To Sleep in a Sea of Stars
Page 91
The Casaba-Howitzer had exploded. That much she felt sure of. And somehow—somehow—the Seed had salvaged something of her consciousness, and that of Carr and Qwon, from amid the nuclear inferno.
She was … Kira Navárez. But she was also so much more. She was part Carr, part Qwon, and also part the Seed.
For a lock seemed to have opened in her mind, and she realized there was a storehouse of knowledge she now had access to—knowledge from the Seed. Knowledge from the time of the Vanished. Only, that wasn’t what they had called themselves. Rather, they thought of themselves as … the Old Ones. Those who had come before.
In the process of saving her, she and the xeno had finally become fully integrated. But there was more to it, and this too she now understood: there were layers to the Seed’s abilities, and most of them remained walled off, inaccessible until the xeno reached a certain size (which she had now far exceeded).
So she who had once been just Kira and was now far more, far greater, hung there in the blackness of space, and she thought, and studied, and contemplated the branching possibilities that lay before her. The path had grown tangled as a thicket, but she knew that the Seed’s guiding principle would help guide her, for it was her own principle as well: life was sacred. Every part of their moral code rested upon that fundamental principle. Life was sacred, and it was her duty to protect it and, where reasonable, disseminate it.
While she pondered, she noticed how the ships in the system arrayed themselves: human on one axis, Wranaui on another, and as much as they kept their weapons aimed at her, they kept an equal amount aimed at each other: two fleets facing off, with her in the middle. The cease-fire was an uneasy one. Even with the death of the great and mighty Ctein, it would take little to reignite the flames of war. The two species had had nothing but the Maw to bind them together and both were, at heart, ruthless, bloodthirsty, and expansionist. That much she knew from her life as Kira, and also from her life as Shoal Leader Nmarhl.
Then too, she felt responsible for the war. Her that was Carr and Qwon. Her that had been the Maw and its offspring. Her that now floated in orbit around the Cordovan star.
And she knew that more of her unfortunate offspring moved among the stars, spreading terror, pain, and death among the humans and Wranaui. And her that was Kira felt fear for her family. Nor was that all: she remembered the planet the Maw had infested, an entire sphere of living things, transformed into service of the misguided flesh. Machines there were too, and ships also, and all sorts of dangerous devices.
The thought distressed her.
She wanted … peace, in all its forms. She wanted to give the gift of life, that both humans and Wranaui might stand together and breathe air that smelled of green and good and not metal and misery.
She knew then what she needed to do.
“Watch, and do not interfere,” she said to the waiting fleets.
First the most painful part. She drew upon what had been the hidden knowledge of the Seed and transmitted a powerful signal from the system. Not a cry, not a plea, but a command. A killing command, directed at the makings of the Maw. Upon reception, it would unknit the cells of the Corrupted, disassemble their bodies, and reduce them to the organic compounds that comprised them. What the Seed had made, it could unmake.

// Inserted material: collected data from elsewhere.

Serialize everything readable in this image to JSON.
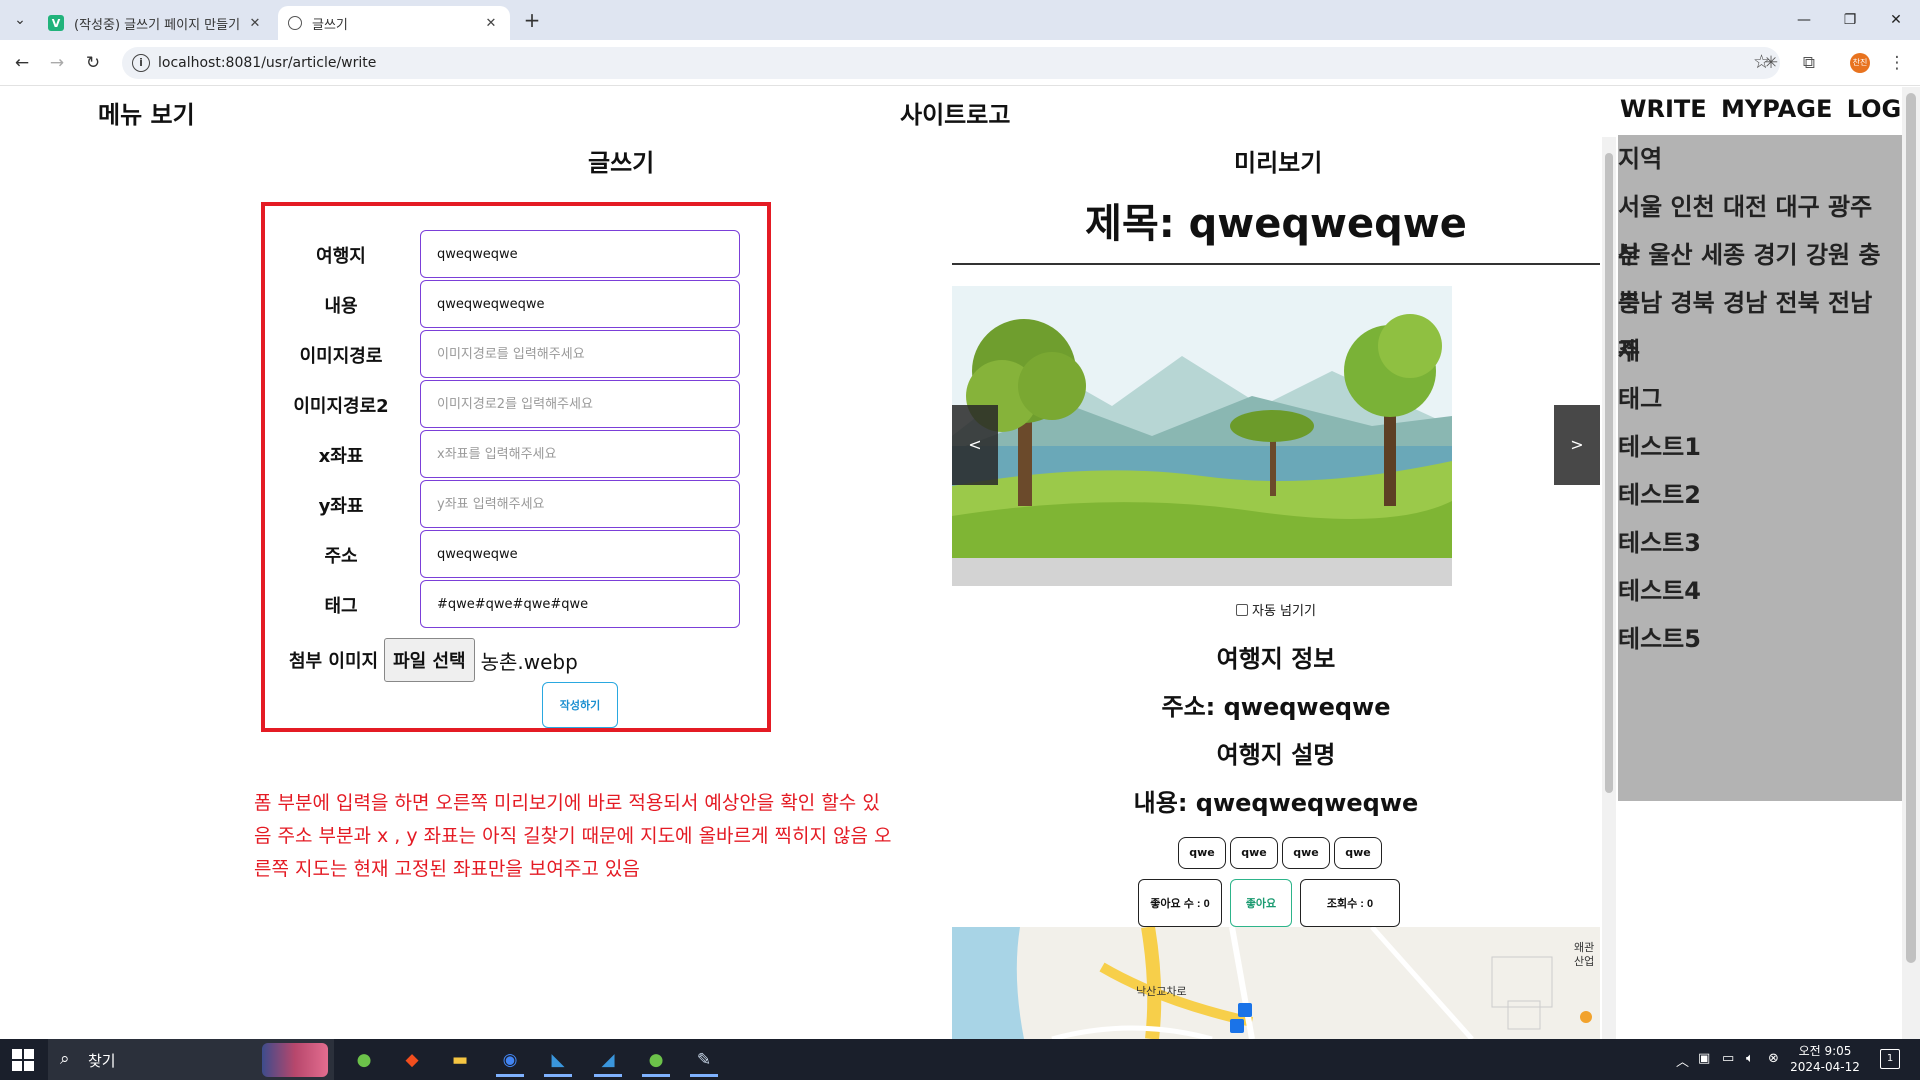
{
  "browser": {
    "tabs": [
      {
        "title": "(작성중) 글쓰기 페이지 만들기",
        "icon": "vue-icon",
        "active": false
      },
      {
        "title": "글쓰기",
        "icon": "globe-icon",
        "active": true
      }
    ],
    "url": "localhost:8081/usr/article/write",
    "profile_initials": "찬진"
  },
  "header": {
    "menu_label": "메뉴 보기",
    "logo": "사이트로고",
    "links": [
      "WRITE",
      "MYPAGE",
      "LOGOUT"
    ]
  },
  "form": {
    "heading": "글쓰기",
    "fields": [
      {
        "label": "여행지",
        "value": "qweqweqwe",
        "placeholder": ""
      },
      {
        "label": "내용",
        "value": "qweqweqweqwe",
        "placeholder": ""
      },
      {
        "label": "이미지경로",
        "value": "",
        "placeholder": "이미지경로를 입력해주세요"
      },
      {
        "label": "이미지경로2",
        "value": "",
        "placeholder": "이미지경로2를 입력해주세요"
      },
      {
        "label": "x좌표",
        "value": "",
        "placeholder": "x좌표를 입력해주세요"
      },
      {
        "label": "y좌표",
        "value": "",
        "placeholder": "y좌표 입력해주세요"
      },
      {
        "label": "주소",
        "value": "qweqweqwe",
        "placeholder": ""
      },
      {
        "label": "태그",
        "value": "#qwe#qwe#qwe#qwe",
        "placeholder": ""
      }
    ],
    "file_label": "첨부 이미지",
    "file_button": "파일 선택",
    "file_name": "농촌.webp",
    "submit_label": "작성하기"
  },
  "note": "폼 부분에 입력을 하면 오른쪽 미리보기에 바로 적용되서 예상안을 확인 할수 있음 주소 부분과 x , y 좌표는 아직 길찾기 때문에 지도에 올바르게 찍히지 않음 오른쪽 지도는 현재 고정된 좌표만을 보여주고 있음",
  "preview": {
    "heading": "미리보기",
    "title": "제목: qweqweqwe",
    "prev_label": "<",
    "next_label": ">",
    "auto_slide_label": "자동 넘기기",
    "info_heading": "여행지 정보",
    "address_line": "주소: qweqweqwe",
    "desc_heading": "여행지 설명",
    "content_line": "내용: qweqweqweqwe",
    "tags": [
      "qwe",
      "qwe",
      "qwe",
      "qwe"
    ],
    "like_count_label": "좋아요 수 : 0",
    "like_button": "좋아요",
    "view_count_label": "조회수 : 0",
    "map_labels": [
      "낙산교차로",
      "왜관",
      "산업"
    ]
  },
  "sidebar": {
    "lines": [
      "지역",
      "서울 인천 대전 대구 광주 부",
      "산 울산 세종 경기 강원 충북",
      "충남 경북 경남 전북 전남 제",
      "주",
      "태그",
      "테스트1",
      "테스트2",
      "테스트3",
      "테스트4",
      "테스트5"
    ]
  },
  "taskbar": {
    "search_label": "찾기",
    "time": "오전 9:05",
    "date": "2024-04-12",
    "notification_count": "1"
  },
  "colors": {
    "form_border": "#e41b24",
    "input_border": "#7b3fd8",
    "note_text": "#e41b24",
    "sidebar_bg": "#b3b3b3"
  }
}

A cleansing was necessary, and she could think of no faster way to stop the violence and suffering. The task had fallen to her, and she would not shy from the work, however sorrowful.

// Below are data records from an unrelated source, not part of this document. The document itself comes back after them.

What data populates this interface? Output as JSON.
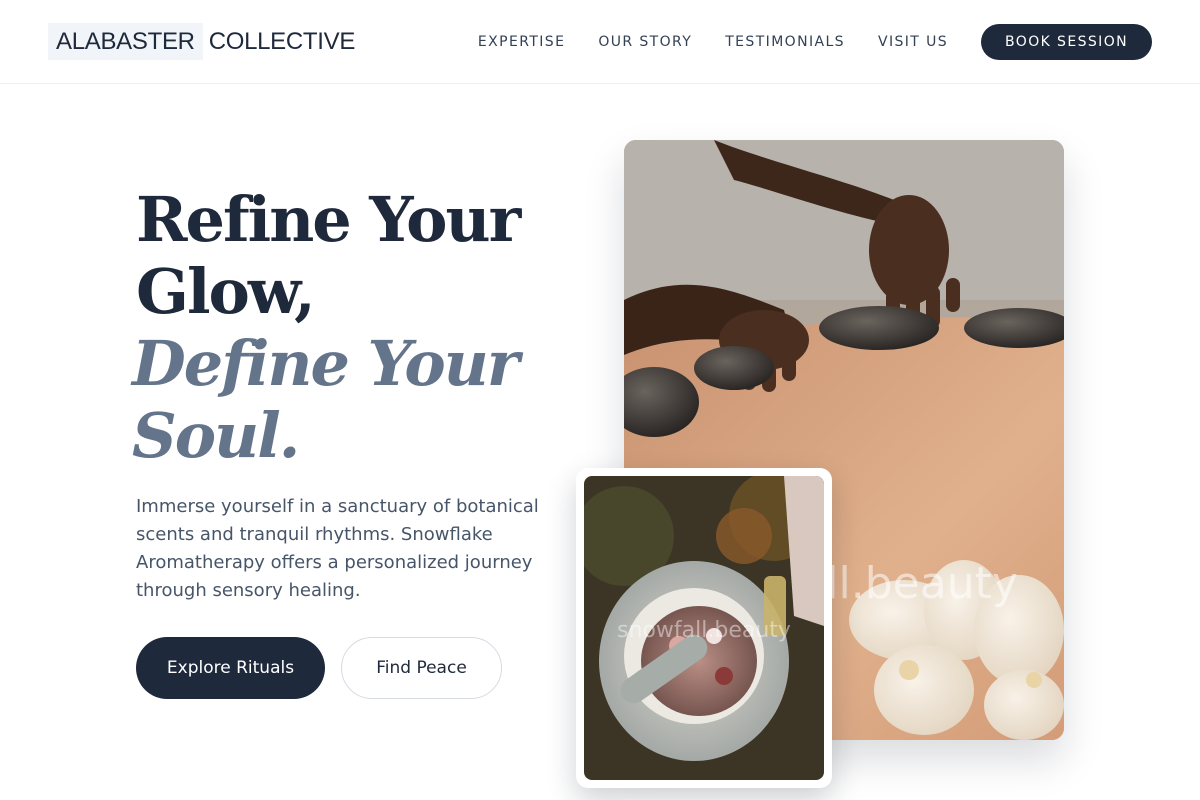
{
  "header": {
    "logo_part1": "ALABASTER",
    "logo_part2": "COLLECTIVE",
    "nav": [
      "EXPERTISE",
      "OUR STORY",
      "TESTIMONIALS",
      "VISIT US"
    ],
    "cta": "BOOK SESSION"
  },
  "hero": {
    "title_line1": "Refine Your",
    "title_line2": "Glow,",
    "title_line3": "Define Your",
    "title_line4": "Soul.",
    "description": "Immerse yourself in a sanctuary of botanical scents and tranquil rhythms. Snowflake Aromatherapy offers a personalized journey through sensory healing.",
    "primary_button": "Explore Rituals",
    "secondary_button": "Find Peace"
  },
  "images": {
    "main_watermark": "snowfall.beauty",
    "inset_watermark": "snowfall.beauty"
  },
  "colors": {
    "primary": "#1e293b",
    "accent_italic": "#64748b",
    "body_text": "#475569"
  }
}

With that done, she formed agents of her flesh and sent them forth to the damaged ships that floated abandoned around the planet the Wranaui had been mining. Other parts of herself she dispatched to the bands of asteroids, with the goal of extracting the materials she needed.

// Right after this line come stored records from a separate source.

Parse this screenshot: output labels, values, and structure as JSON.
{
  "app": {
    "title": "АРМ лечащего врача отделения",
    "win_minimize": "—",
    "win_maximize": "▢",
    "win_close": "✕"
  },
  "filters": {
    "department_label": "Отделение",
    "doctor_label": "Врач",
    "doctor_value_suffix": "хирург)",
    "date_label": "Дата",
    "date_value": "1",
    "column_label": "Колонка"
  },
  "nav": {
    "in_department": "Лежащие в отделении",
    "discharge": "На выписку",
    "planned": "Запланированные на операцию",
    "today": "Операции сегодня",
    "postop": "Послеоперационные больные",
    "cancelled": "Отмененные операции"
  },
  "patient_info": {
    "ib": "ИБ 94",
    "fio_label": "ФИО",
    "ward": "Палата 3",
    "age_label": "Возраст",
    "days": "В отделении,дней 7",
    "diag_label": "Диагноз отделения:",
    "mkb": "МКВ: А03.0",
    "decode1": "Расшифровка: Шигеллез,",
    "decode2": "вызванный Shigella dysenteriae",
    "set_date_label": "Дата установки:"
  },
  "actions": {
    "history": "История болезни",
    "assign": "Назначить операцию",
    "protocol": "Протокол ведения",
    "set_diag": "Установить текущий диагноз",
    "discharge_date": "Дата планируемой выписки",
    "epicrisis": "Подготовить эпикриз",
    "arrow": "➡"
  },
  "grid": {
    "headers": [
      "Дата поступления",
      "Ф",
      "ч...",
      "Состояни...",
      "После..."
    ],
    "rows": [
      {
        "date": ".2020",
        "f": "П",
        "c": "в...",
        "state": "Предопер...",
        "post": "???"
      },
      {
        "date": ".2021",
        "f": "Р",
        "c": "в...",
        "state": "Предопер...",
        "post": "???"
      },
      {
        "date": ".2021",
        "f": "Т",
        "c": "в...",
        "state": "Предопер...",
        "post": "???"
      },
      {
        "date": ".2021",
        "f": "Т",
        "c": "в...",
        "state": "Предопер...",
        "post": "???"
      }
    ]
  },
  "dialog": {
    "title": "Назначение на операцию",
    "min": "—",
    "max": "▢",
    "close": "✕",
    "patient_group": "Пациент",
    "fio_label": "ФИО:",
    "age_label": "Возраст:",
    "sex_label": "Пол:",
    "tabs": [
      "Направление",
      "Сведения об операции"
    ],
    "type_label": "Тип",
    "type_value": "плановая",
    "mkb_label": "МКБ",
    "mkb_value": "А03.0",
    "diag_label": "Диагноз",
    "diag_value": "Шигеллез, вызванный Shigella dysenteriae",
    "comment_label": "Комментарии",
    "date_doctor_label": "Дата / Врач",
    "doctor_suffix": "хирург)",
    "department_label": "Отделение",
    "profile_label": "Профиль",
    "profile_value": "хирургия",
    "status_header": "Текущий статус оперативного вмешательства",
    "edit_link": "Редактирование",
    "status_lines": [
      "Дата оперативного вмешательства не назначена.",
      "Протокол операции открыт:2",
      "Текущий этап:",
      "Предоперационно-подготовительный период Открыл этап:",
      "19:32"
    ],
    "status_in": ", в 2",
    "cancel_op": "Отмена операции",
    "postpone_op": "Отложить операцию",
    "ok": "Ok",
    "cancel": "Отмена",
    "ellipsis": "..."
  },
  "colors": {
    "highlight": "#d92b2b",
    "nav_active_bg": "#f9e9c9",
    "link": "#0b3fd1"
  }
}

While the drones pursued their function, she set to work upon the main body of her flesh, restructuring it to fit her intention. Around her core, she formed an armored sphere that served to protect what remained of her original body. From that, she extruded polished black panels designed to absorb every ray of sunlight that struck them. Power. She needed power if she were to accomplish her goal. The Seed had plenty of its own, but not enough for what she had in mind.
What mind? No mind … She laughed to herself, a quiet song in space.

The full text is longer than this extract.